As programmers, we can recognise that debugging a proof under the twentieth century mathematical regime is very much like debugging a program: "failures are localized" and so, with disciplined reasoning, "they can usually be identified and fixed". Twentieth century methods are "error-displaying", in the sense that if a mathematical argument produces a false conclusion, then it will be possible to find the error, because the error will be in the mis-application of some rule. Mistakes happen; potential proofs usually have errors, in the same way that programs, when first written, usually have bugs. But if the steps of a proof are set out in precise detail (similar to the precise detail you need in a computer program) then you will always be able to find exactly where a rule was broken. This in turn will often suggest an alternative approach or a fix that will mend the proof.
(And of course, another link with computing is that it's one thing to define a system of rules, it's another thing to be sure of applying them completely reliably, with no mistakes. How can you construct social and physical systems which guarantee this, given only fallible humans and unreliable physical artifacts? Nothing in the real world is perfect. What custom and technique could in practice guarantee complete reliability? Mathematicians have worked out their own answers to that question, but that question is exactly the concern of computer science! That question calls forth all of computer science from low-level machine design, through compilers, operating systems, programming and interaction design, to psychology and organisation theory. It is scarcely co-incidence that the mathematicians John von Neumann and Alan Turing were computer pioneers. They wanted to see their method embodied in machinery.)

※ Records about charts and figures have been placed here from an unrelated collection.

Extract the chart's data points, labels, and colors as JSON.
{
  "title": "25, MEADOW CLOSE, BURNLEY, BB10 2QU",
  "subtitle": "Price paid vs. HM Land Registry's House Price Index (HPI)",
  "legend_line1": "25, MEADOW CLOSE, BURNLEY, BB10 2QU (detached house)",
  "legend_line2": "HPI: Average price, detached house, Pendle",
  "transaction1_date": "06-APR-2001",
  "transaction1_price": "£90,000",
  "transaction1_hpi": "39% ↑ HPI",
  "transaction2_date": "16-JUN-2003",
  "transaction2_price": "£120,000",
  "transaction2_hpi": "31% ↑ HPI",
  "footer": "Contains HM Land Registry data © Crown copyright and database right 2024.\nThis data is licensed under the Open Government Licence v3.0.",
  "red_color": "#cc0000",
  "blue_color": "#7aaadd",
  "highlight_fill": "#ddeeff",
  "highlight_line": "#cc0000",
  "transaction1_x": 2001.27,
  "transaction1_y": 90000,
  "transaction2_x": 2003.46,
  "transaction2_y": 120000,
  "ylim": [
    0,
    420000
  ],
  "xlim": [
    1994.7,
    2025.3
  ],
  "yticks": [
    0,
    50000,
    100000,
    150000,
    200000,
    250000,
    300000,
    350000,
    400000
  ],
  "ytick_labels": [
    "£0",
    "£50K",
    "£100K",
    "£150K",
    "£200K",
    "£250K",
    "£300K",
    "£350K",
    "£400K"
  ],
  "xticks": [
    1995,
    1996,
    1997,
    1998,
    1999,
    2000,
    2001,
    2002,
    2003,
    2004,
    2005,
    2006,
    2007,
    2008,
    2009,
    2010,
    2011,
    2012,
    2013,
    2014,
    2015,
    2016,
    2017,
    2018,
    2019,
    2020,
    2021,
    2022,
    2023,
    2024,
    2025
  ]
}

So, standard practice in modern "core" mathematics revolves around systems of formal rules and the completely reliable conclusions that people can draw from them. What about mathematics education? In what sense is it still using nineteenth century methods and why exactly is that bad?
With nineteenth century methods intuition is key, and mathematics education has concentrated on intuitive understanding first and skill at applying formal rules second (or never). One problem with this is that correct intuition in mathematics comes from working with rules and internalising them. Trying to hand students an intuition first is very dangerous, because they will often often get the wrong intuition, or just be confused. And confusion is perhaps the better outcome, because intuitions once gained can be very hard to change. Quinn cites Do naïve theories ever go away? by Dunbar et al. (in Thinking with Data: 33rd Carnegie Symposium on Cognition, Ed. Lovett and Shah, 2007). The problem is that subsequent learning doesn't seem to actually correct an earlier misunderstanding, it only modifies the misunderstanding: "even when conceptual change appears to have taken place, students still have access to the old naïve theories and ... these theories appear to be actively inhibited rather than reorganized and absorbed into the new theory" (Dunbar et al., 2007, p.202). A bad intuition is dangerous because it is so sticky and difficult to change.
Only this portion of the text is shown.